- The FDA has approved a subcutaneous formulation of trastuzumab that strikingly reduces administration time in human epidermal growth factor receptor 2 (HER2)-positive breast cancer.
- Subcutaneous trastuzumab consists of trastuzumab plus hyaluronidase, an enzyme used to hasten absorption.

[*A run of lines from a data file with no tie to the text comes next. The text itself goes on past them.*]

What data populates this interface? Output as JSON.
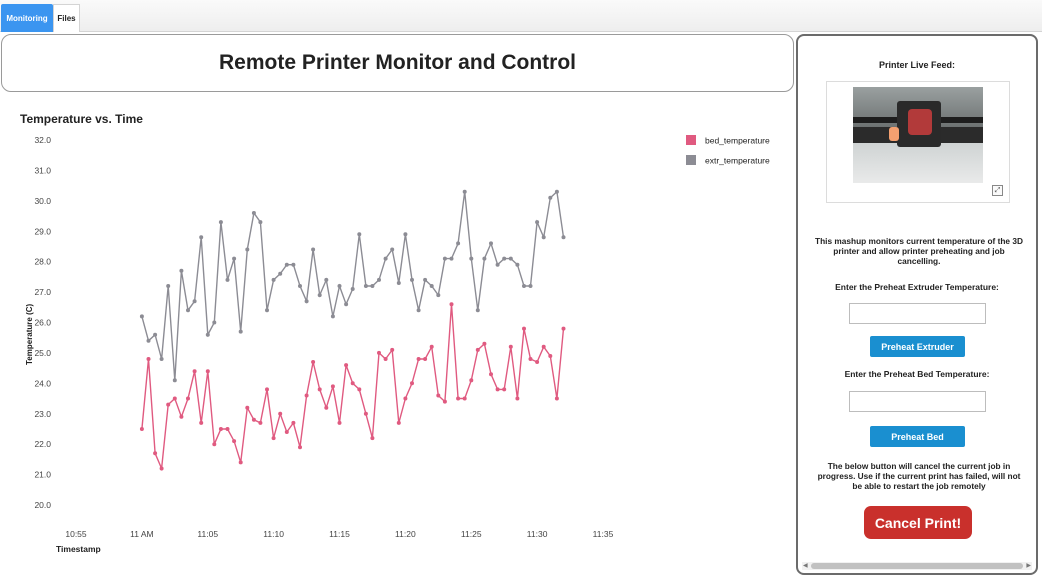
{
  "tabs": [
    {
      "label": "Monitoring",
      "active": true
    },
    {
      "label": "Files",
      "active": false
    }
  ],
  "page_title": "Remote Printer Monitor and Control",
  "chart_data": {
    "type": "line",
    "title": "Temperature vs. Time",
    "xlabel": "Timestamp",
    "ylabel": "Temperature (C)",
    "ylim": [
      20.0,
      32.0
    ],
    "yticks": [
      "32.0",
      "31.0",
      "30.0",
      "29.0",
      "28.0",
      "27.0",
      "26.0",
      "25.0",
      "24.0",
      "23.0",
      "22.0",
      "21.0",
      "20.0"
    ],
    "xlim": [
      -5,
      35
    ],
    "xticks": [
      {
        "label": "10:55",
        "minute": -5
      },
      {
        "label": "11 AM",
        "minute": 0
      },
      {
        "label": "11:05",
        "minute": 5
      },
      {
        "label": "11:10",
        "minute": 10
      },
      {
        "label": "11:15",
        "minute": 15
      },
      {
        "label": "11:20",
        "minute": 20
      },
      {
        "label": "11:25",
        "minute": 25
      },
      {
        "label": "11:30",
        "minute": 30
      },
      {
        "label": "11:35",
        "minute": 35
      }
    ],
    "x_minutes_start": 0.0,
    "x_minutes_step": 0.5,
    "legend_position": "top-right",
    "series": [
      {
        "name": "bed_temperature",
        "color": "#e05a80",
        "values": [
          22.5,
          24.8,
          21.7,
          21.2,
          23.3,
          23.5,
          22.9,
          23.5,
          24.4,
          22.7,
          24.4,
          22.0,
          22.5,
          22.5,
          22.1,
          21.4,
          23.2,
          22.8,
          22.7,
          23.8,
          22.2,
          23.0,
          22.4,
          22.7,
          21.9,
          23.6,
          24.7,
          23.8,
          23.2,
          23.9,
          22.7,
          24.6,
          24.0,
          23.8,
          23.0,
          22.2,
          25.0,
          24.8,
          25.1,
          22.7,
          23.5,
          24.0,
          24.8,
          24.8,
          25.2,
          23.6,
          23.4,
          26.6,
          23.5,
          23.5,
          24.1,
          25.1,
          25.3,
          24.3,
          23.8,
          23.8,
          25.2,
          23.5,
          25.8,
          24.8,
          24.7,
          25.2,
          24.9,
          23.5,
          25.8
        ]
      },
      {
        "name": "extr_temperature",
        "color": "#8c8c94",
        "values": [
          26.2,
          25.4,
          25.6,
          24.8,
          27.2,
          24.1,
          27.7,
          26.4,
          26.7,
          28.8,
          25.6,
          26.0,
          29.3,
          27.4,
          28.1,
          25.7,
          28.4,
          29.6,
          29.3,
          26.4,
          27.4,
          27.6,
          27.9,
          27.9,
          27.2,
          26.7,
          28.4,
          26.9,
          27.4,
          26.2,
          27.2,
          26.6,
          27.1,
          28.9,
          27.2,
          27.2,
          27.4,
          28.1,
          28.4,
          27.3,
          28.9,
          27.4,
          26.4,
          27.4,
          27.2,
          26.9,
          28.1,
          28.1,
          28.6,
          30.3,
          28.1,
          26.4,
          28.1,
          28.6,
          27.9,
          28.1,
          28.1,
          27.9,
          27.2,
          27.2,
          29.3,
          28.8,
          30.1,
          30.3,
          28.8
        ]
      }
    ]
  },
  "right_panel": {
    "feed_label": "Printer Live Feed:",
    "description": "This mashup monitors current temperature of the 3D printer and allow printer preheating and job cancelling.",
    "extruder_label": "Enter the Preheat Extruder Temperature:",
    "extruder_value": "",
    "extruder_button": "Preheat Extruder",
    "bed_label": "Enter the Preheat Bed Temperature:",
    "bed_value": "",
    "bed_button": "Preheat Bed",
    "cancel_note": "The below button will cancel the current job in progress. Use if the current print has failed, will not be able to restart the job remotely",
    "cancel_button": "Cancel Print!"
  },
  "icons": {
    "expand": "expand-icon",
    "scroll_left": "scroll-left-arrow-icon",
    "scroll_right": "scroll-right-arrow-icon"
  }
}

Administration takes 2-5 minutes, according to an FDA news release, instead of 30-90 minutes with intravenous (IV) trastuzumab, according to a Genentech news release.
Why this matters
- Subcutaneous trastuzumab is a new, more efficient treatment option.
- Prescribing information is here.
- Subcutaneous trastuzumab carries the same indications as the IV formulation for adjuvant treatment of HER2+ breast cancer and metastatic breast cancer, but is not indicated for metastatic gastric cancer.
- The recommended dose is 600 mg trastuzumab and 10,000 units hyaluronidase once every 3 weeks.
- Approval of subcutaneous trastuzumab was based on 2 trials, HannaH and SafeHER.
- HannaH (N=596) showed noninferior pharmacokinetics and pathologic complete response with subcutaneous vs IV trastuzumab.
- SafeHER (N=1864) was a nonrandomized trial assessing safety of a 600-mg fixed dose of subcutaneous trastuzumab. The most frequent adverse events (in ≥10% of patients) included fatigue, arthralgia, diarrhea, and injection site reaction, according to the FDA news release.